Your July 26 story CMHR rejects 'genocide' for native policies errs in its assertion that the Canadian Museum for Human Rights is not using the word "genocide" in exhibits dealing with Canada's treatment of aboriginal people.
We have chosen, at present, not to use the word "genocide" in the title for one such exhibit, but will be using the term in the exhibit itself when describing community efforts for this recognition. Historical fact and emerging information will be presented to help visitors reach their own conclusions.
Public discussion about the use of the term "genocide" in the context of the aboriginal experience in Canada provides an excellent opportunity to raise awareness about the nature of human rights violations in our own backyard. The CMHR, as a venue for education, reflection and dialogue, strongly supports and encourages this conversation.
In the museum, we will examine the gross and systemic human rights violation of indigenous people.
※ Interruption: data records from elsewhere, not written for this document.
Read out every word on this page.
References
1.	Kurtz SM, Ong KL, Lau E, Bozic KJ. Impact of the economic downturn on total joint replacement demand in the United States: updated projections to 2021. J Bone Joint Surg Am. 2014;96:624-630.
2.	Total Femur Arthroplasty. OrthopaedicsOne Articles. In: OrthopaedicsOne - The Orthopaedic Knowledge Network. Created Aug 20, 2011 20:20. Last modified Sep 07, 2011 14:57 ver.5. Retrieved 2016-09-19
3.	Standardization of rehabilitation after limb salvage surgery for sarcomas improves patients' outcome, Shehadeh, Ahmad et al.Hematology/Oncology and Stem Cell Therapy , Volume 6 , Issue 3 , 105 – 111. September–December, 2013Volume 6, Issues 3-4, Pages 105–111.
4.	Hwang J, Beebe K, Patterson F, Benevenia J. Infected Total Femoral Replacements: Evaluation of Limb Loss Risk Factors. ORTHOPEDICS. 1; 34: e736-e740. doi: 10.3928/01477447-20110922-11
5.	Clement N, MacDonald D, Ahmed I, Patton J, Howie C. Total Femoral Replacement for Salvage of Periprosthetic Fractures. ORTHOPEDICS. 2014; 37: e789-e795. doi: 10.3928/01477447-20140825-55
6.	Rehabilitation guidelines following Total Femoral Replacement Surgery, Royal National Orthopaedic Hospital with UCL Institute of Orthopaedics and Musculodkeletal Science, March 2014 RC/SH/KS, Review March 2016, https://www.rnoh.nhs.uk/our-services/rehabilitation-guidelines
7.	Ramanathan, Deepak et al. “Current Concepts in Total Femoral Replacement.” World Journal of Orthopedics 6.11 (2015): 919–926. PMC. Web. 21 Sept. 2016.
This will include information about the efforts of the aboriginal community, and others, to gain recognition of these violations as genocide -- and we will use that word. We will look at the ways this recognition can occur when people combat denial and work to break the silence surrounding such horrific abuses. In one such exhibit, residential schools will serve as the recognizable entry point for visitors.
While a museum does not have the power to make declarations of genocide, we can certainly encourage -- through ongoing partnership with the indigenous community itself -- an honest examination of Canada's human rights history, in hopes that respect and reconciliation will prevail.